OH GOODNESS! if you know me at all, you know i am absolutely head over heels in love with jason aldean. you would know that he has been one of my favorite artists for years. anyway, my boy is coming out with a new album on tuesday. i've already listened to it a few times, and its spectacular. i cant wait to go buy the album at midnight and hold the CD in my hands.

life is good, i am blessed, and i am happy. i am taking the struggles and challenges day by day, but i wouldn't change it for the world.


it was good to see her face on campus this week. always missing my best friend! 

10.11.2012

mister allan

on repeat for days.
this song is my life. 


10.10.2012

torn

sometimes you need to forget others and put yourself first.
i am a people person, and sometimes that gets me in trouble.
i let people walk on me, and use me because i am afraid to say no.
some times i just need to stick up for myself,
even if it means hurting the people i care about most.

i absolutely hate hurting people, but there comes a point where i need to do whats best for myself.
i tear myself apart trying to chose between making myself happy and making others happy.

sometimes i can't do it all.


10.04.2012

visiting home

im going home! 

finally, after being here at college for two months, i am going home for the first time to visit my family and friends! i can not tell you how ecstatic i am to go home for a visit. the sweet place of pleasant grove has been calling my name for far too long. not seeing my family or friends in so long has really made me realize what a great support system i have back home. it made me realize how much those people mean to me. i have really missed them while ive been here. as great as living on my own is, there is really no place like home.
i am so excited to have a home cooked meal and see my best friend. i have missed her so much. i am so ready to see all my friends, and spend time with them like the old days. i am so ready to laugh my guts out and truly enjoy being with them. i am not going to take it for granted like i used to. being away from home for so long has given me a new appreciation for the life i had back in pleasant grove.

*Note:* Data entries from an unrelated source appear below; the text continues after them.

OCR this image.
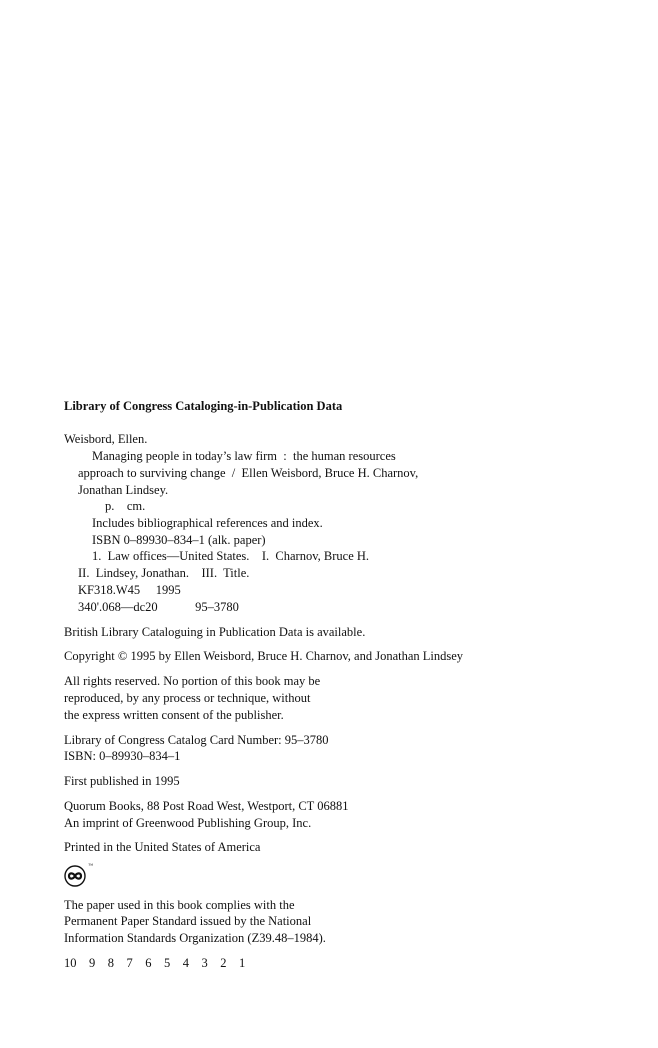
Library of Congress Cataloging-in-Publication Data
Weisbord, Ellen.
Managing people in today’s law firm  :  the human resources
approach to surviving change  /  Ellen Weisbord, Bruce H. Charnov,
Jonathan Lindsey.
p.    cm.
Includes bibliographical references and index.
ISBN 0–89930–834–1 (alk. paper)
1.  Law offices—United States.    I.  Charnov, Bruce H.
II.  Lindsey, Jonathan.    III.  Title.
KF318.W45     1995
340'.068—dc20            95–3780
British Library Cataloguing in Publication Data is available.
Copyright © 1995 by Ellen Weisbord, Bruce H. Charnov, and Jonathan Lindsey
All rights reserved. No portion of this book may be
reproduced, by any process or technique, without
the express written consent of the publisher.
Library of Congress Catalog Card Number: 95–3780
ISBN: 0–89930–834–1
First published in 1995
Quorum Books, 88 Post Road West, Westport, CT 06881
An imprint of Greenwood Publishing Group, Inc.
Printed in the United States of America
™
The paper used in this book complies with the
Permanent Paper Standard issued by the National
Information Standards Organization (Z39.48–1984).
10    9    8    7    6    5    4    3    2    1
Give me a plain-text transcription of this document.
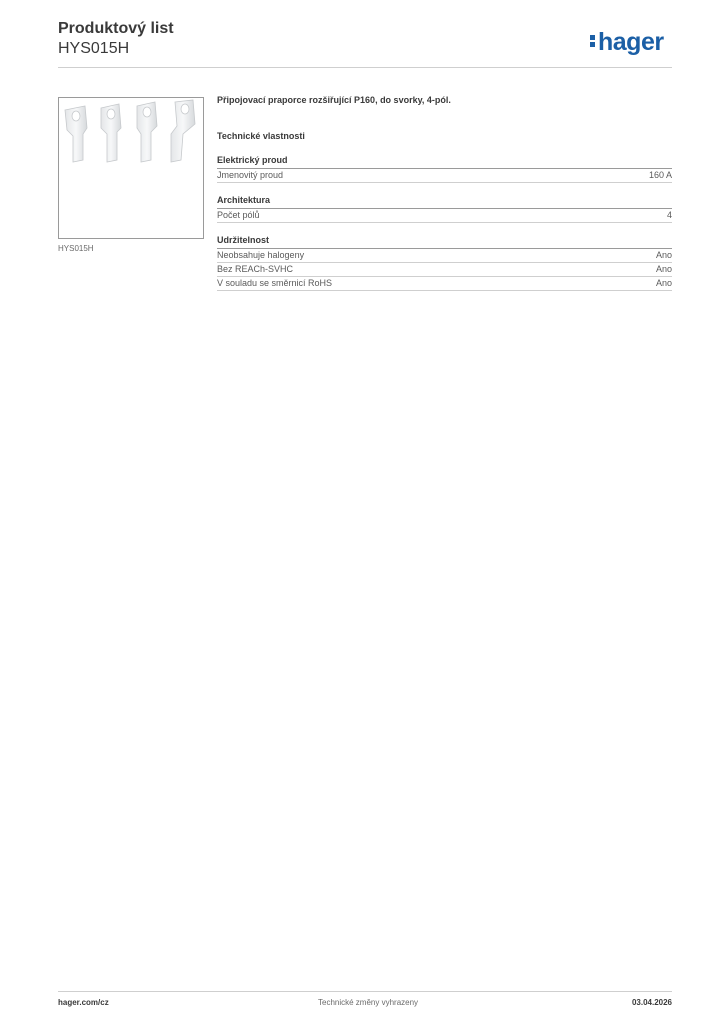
Produktový list
HYS015H	hager
HYS015H
Připojovací praporce rozšiřující P160, do svorky, 4-pól.
Technické vlastnosti
Elektrický proud
Jmenovitý proud	160 A
Architektura
Počet pólů	4
Udržitelnost
Neobsahuje halogeny	Ano
Bez REACh-SVHC	Ano
V souladu se směrnicí RoHS	Ano
hager.com/cz	Technické změny vyhrazeny	03.04.2026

most of all, i am just ready to be myself. here at college i'm always trying to impress people and be on my best behavior. i've had to change myself and make adjustments due to living with 7 other girls. im really tired of  pretending to be something im not, i am more than ready to relax for a weekend and just be my true self. it will be nice to spend some time with the people who just accept me for me, along with all of my faults.

i can not wait to get back into utah county.